The trader’s bet became a gold mine. Only in the currency of the Ethereum network he obtained about 72 million dollars. And he currently maintains more than 90 million in short bitcoin positionsso your total profit could be much higher.
These coincidences are not an isolated event. Previously, million-dollar operations in bitcoin and ether raised suspicions around Donald Trump’s announcement to advance a national BTC reserve.
They suspect that there is handling of privileged information
Daniel Muvdi, head of markets at brokerage Quantfury, bitterly joked: «If only we were friends with Trump,» alluding to trading moves that suggested privileged access to presidential information.
Muvdi noted the appearance of «trades Highly leveraged (millionaires) minutes before Trump’s post everywhere, with liquidations at 1% or less,” suggesting unusual certainty about market direction.
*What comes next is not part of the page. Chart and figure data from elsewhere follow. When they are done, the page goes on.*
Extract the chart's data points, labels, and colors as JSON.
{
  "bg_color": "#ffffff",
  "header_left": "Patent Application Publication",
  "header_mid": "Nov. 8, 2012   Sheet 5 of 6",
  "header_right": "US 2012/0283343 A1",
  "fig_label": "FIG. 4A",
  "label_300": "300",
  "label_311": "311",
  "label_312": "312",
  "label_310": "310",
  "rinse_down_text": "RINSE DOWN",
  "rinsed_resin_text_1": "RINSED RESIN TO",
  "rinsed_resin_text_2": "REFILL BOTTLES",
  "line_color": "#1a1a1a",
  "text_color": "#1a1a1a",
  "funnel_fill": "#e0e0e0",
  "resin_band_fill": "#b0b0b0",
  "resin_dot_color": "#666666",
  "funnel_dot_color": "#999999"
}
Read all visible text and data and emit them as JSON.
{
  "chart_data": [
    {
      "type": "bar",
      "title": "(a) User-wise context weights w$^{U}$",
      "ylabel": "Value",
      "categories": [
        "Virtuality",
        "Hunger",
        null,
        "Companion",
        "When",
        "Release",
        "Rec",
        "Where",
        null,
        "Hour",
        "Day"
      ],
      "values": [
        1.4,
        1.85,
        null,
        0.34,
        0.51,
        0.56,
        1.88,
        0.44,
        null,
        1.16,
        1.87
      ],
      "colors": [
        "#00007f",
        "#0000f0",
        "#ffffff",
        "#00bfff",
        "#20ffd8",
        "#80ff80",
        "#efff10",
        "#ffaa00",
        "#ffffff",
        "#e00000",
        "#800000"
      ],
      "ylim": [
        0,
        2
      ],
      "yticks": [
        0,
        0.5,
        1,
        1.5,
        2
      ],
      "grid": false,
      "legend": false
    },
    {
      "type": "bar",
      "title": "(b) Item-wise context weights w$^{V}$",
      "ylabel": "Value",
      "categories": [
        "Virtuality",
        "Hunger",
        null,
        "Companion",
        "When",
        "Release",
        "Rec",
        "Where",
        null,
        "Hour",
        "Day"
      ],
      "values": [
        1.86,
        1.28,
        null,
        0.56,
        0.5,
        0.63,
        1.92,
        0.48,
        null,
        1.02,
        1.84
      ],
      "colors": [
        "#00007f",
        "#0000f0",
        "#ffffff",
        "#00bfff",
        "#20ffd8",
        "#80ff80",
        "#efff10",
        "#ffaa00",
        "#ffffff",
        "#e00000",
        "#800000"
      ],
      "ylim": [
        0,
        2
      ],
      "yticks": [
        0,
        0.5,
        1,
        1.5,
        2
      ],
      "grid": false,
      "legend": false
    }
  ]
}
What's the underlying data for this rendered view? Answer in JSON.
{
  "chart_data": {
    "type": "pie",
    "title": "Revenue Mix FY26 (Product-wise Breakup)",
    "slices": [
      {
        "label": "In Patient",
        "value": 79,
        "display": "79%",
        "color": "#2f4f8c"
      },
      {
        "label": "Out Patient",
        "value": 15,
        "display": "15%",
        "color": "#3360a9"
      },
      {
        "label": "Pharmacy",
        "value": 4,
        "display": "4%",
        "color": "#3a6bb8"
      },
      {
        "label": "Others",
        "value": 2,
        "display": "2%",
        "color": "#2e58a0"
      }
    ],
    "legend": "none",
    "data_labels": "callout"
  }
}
Manipulation or coincidence due to geopolitical volatility
Not everyone shares the insider trading theory. Some voices attribute the fall to the inherent geopolitical volatility and excessive market leverage.
Cryptographer Nick Szabo, known for his closeness to Satoshi Nakamoto, described a classic pump-and-dump (inflation and dumping), a price manipulation scheme common in meme coin markets.
In response to a user frustrated by losses in Solana meme coins, Szabo exposed the vicious cycle of exaggerated optimism.
«The hypesters (euphoria promoters) bought, then they spread memes, then you bought, then they sold. Guess who took the profits, you or the hypesters«said Szabo. His message resonates as a stark reminder that in the speculative frenzy, the real winners are often those who orchestrate the euphoria, not those who fall into it. With this, the precursor of bitcoin invites everyone to pause before joining the herd.
Carlitosway, advisor at Silencio Network, contextualized the event with a more disruptive vision: «This was not chaos, it was a targeted attack. “The old world must collapse before a new order can be established,” he said.